De plus, la plateforme semble démonétiser des termes qui ne sont pas explicitement vulgaires, comme l’a indiqué le youtubeur Aypierre. Cette politique plus stricte suscite des controverses parmi les créateurs de contenu, qui s’efforcent d’adapter leur langage aux nouvelles directives.

Entre des directives ambiguës et une politique éditoriale conservatrice

Pour un nombre croissant d’utilisateurs de la plateforme, la politique de YouTube sur ce qui constitue un « langage inapproprié » reste ambiguë, ce qui rend la conformité difficile pour les créateurs de contenu. Tandis que certains mots vulgaires sont explicitement interdits, d’autres, souvent tolérés à la télévision, ne semblent pas être visés par cette politique. Il y a également une restriction sur l’usage de certains mots uniquement après les premières quinze secondes d’une vidéo.

Ces règles reflètent les normes culturelles américaines, qui sont souvent plus puritaines que celles d’autres pays. Cette divergence culturelle, ainsi que l’ambiguïté des directives, suscitent des frustrations et des inquiétudes parmi les youtubeurs, qui se débattent pour s’y conformer.

L’effet rétroactif et le cas des mots neutres

La politique plus stricte de YouTube, en matière de langage, s’applique non seulement aux nouvelles vidéos, mais également à celles déjà publiées. De plus, elle ne se limite pas à la censure des injures ou des termes vulgaires. Des mots considérés comme neutres ont également conduit à la démonétisation de vidéos.

Par exemple, le youtubeur Aypierre a mentionné que l’utilisation des termes « ricain » et « bled » avait entraîné la démonétisation de ses contenus. Par ailleurs, une vidéo abordant le suicide de Kurt Cobain a été supprimée. La censure semble frappée de plus en plus et les contenus politiques comme sanitaires ne sont plus à l’abri dès lors qu’ils sortent des sentiers battus.

Une décision économique controversée

Aujourd’hui, YouTube justifie sa politique de modération renforcée comme une tentative d’améliorer l’optimisation monétaire du contenu sur sa plateforme. Cependant, cette décision est largement perçue comme un moyen de rendre l’environnement de YouTube plus attrayant pour les annonceurs en le nettoyant de langage offensant. En réalité, c’est presque un mouvement naturel de tout média que les plus gros annonceurs finissent par imposer leurs lois et influer sur le contenu. Dans le même esprit, on voit la publicité augmenter en volume et investir des plus en plus les vidéos au point d’en devenir désagréables.

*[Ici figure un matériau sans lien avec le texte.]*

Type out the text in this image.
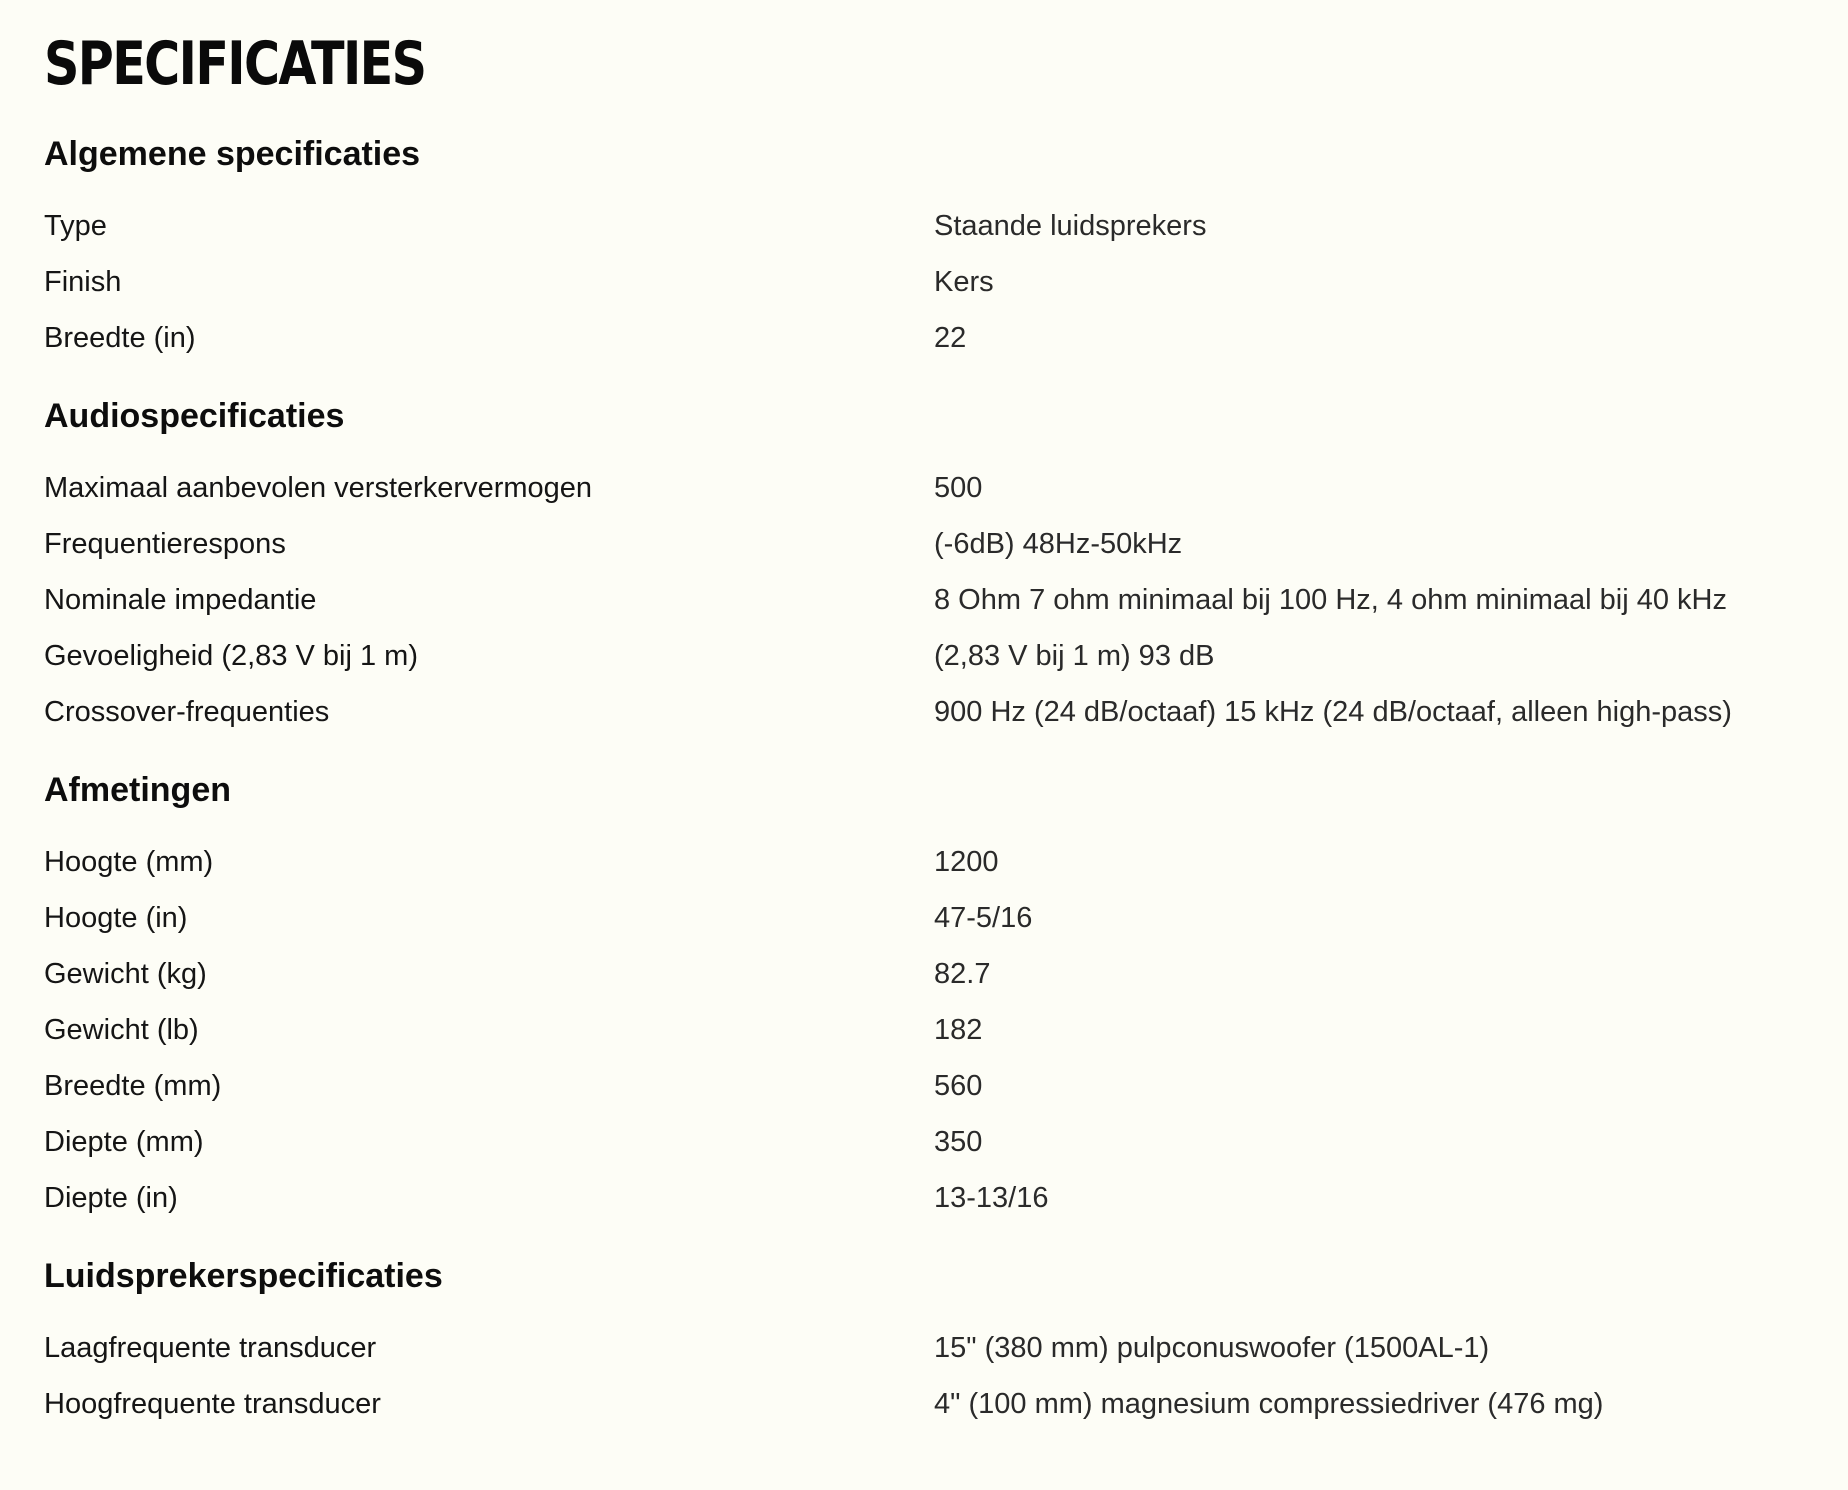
SPECIFICATIES
Algemene specificaties
Type	Staande luidsprekers
Finish	Kers
Breedte (in)	22
Audiospecificaties
Maximaal aanbevolen versterkervermogen	500
Frequentierespons	(-6dB) 48Hz-50kHz
Nominale impedantie	8 Ohm 7 ohm minimaal bij 100 Hz, 4 ohm minimaal bij 40 kHz
Gevoeligheid (2,83 V bij 1 m)	(2,83 V bij 1 m) 93 dB
Crossover-frequenties	900 Hz (24 dB/octaaf) 15 kHz (24 dB/octaaf, alleen high-pass)
Afmetingen
Hoogte (mm)	1200
Hoogte (in)	47-5/16
Gewicht (kg)	82.7
Gewicht (lb)	182
Breedte (mm)	560
Diepte (mm)	350
Diepte (in)	13-13/16
Luidsprekerspecificaties
Laagfrequente transducer	15" (380 mm) pulpconuswoofer (1500AL-1)
Hoogfrequente transducer	4" (100 mm) magnesium compressiedriver (476 mg)
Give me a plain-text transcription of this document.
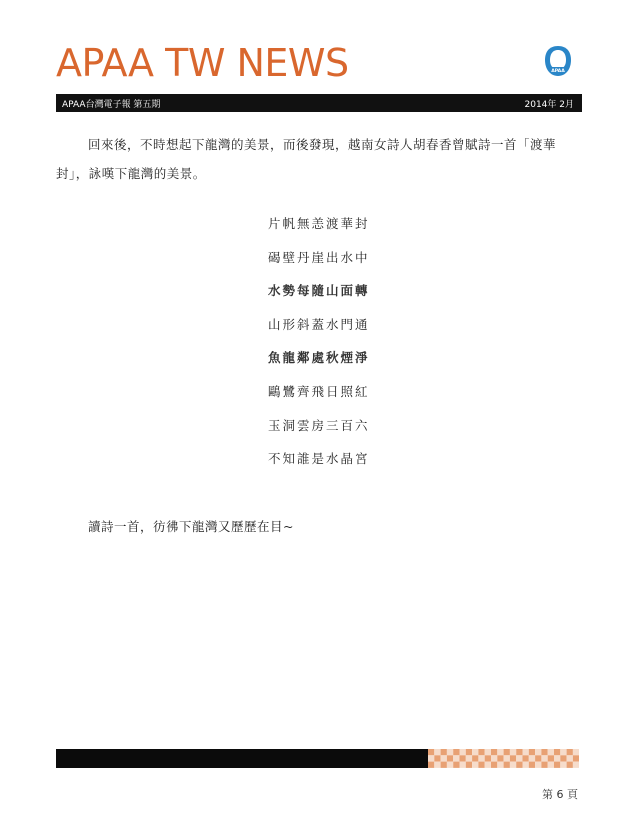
APAA TW NEWS	APAA
APAA台灣電子報 第五期	2014年 2月

回來後，不時想起下龍灣的美景，而後發現，越南女詩人胡春香曾賦詩一首「渡華封」，詠嘆下龍灣的美景。

片帆無恙渡華封
碣壁丹崖出水中
水勢每隨山面轉
山形斜蓋水門通
魚龍鄰處秋煙淨
鷗鷺齊飛日照紅
玉洞雲房三百六
不知誰是水晶宮

讀詩一首，彷彿下龍灣又歷歷在目~

第 6 頁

Le pire reste que cette politique est critiquée pour son manque d’efficacité dans la modération des contenus haineux et de désinformation qui échappent souvent au contrôle et génèrent des revenus publicitaires. Malgré les efforts déclarés de YouTube pour améliorer son outil de modération et réduire la démonétisation systématique, les youtubeurs restent préoccupés par la sévérité des nouvelles règles et leur impact sur la liberté d’expression.

Le géant américain ploiera-t-il idéologiquement sous la pression de ceux qui rendent viables son modèle économique, au point de ne plus satisfaire ni ces derniers, ni ceux qui produisent son contenu ? C’est un risque auquel le géant du streaming devra faire de plus en plus face dans les années à venir. Et comme la nature a horreur du vide, il est fort à parier que certains contenus démonétisés finiront par migrer sur des solutions alternatives comme Twitch moins regardantes sur leur politique éditoriale.

Les youtubeurs politisés sont-ils vraiment indépendants ?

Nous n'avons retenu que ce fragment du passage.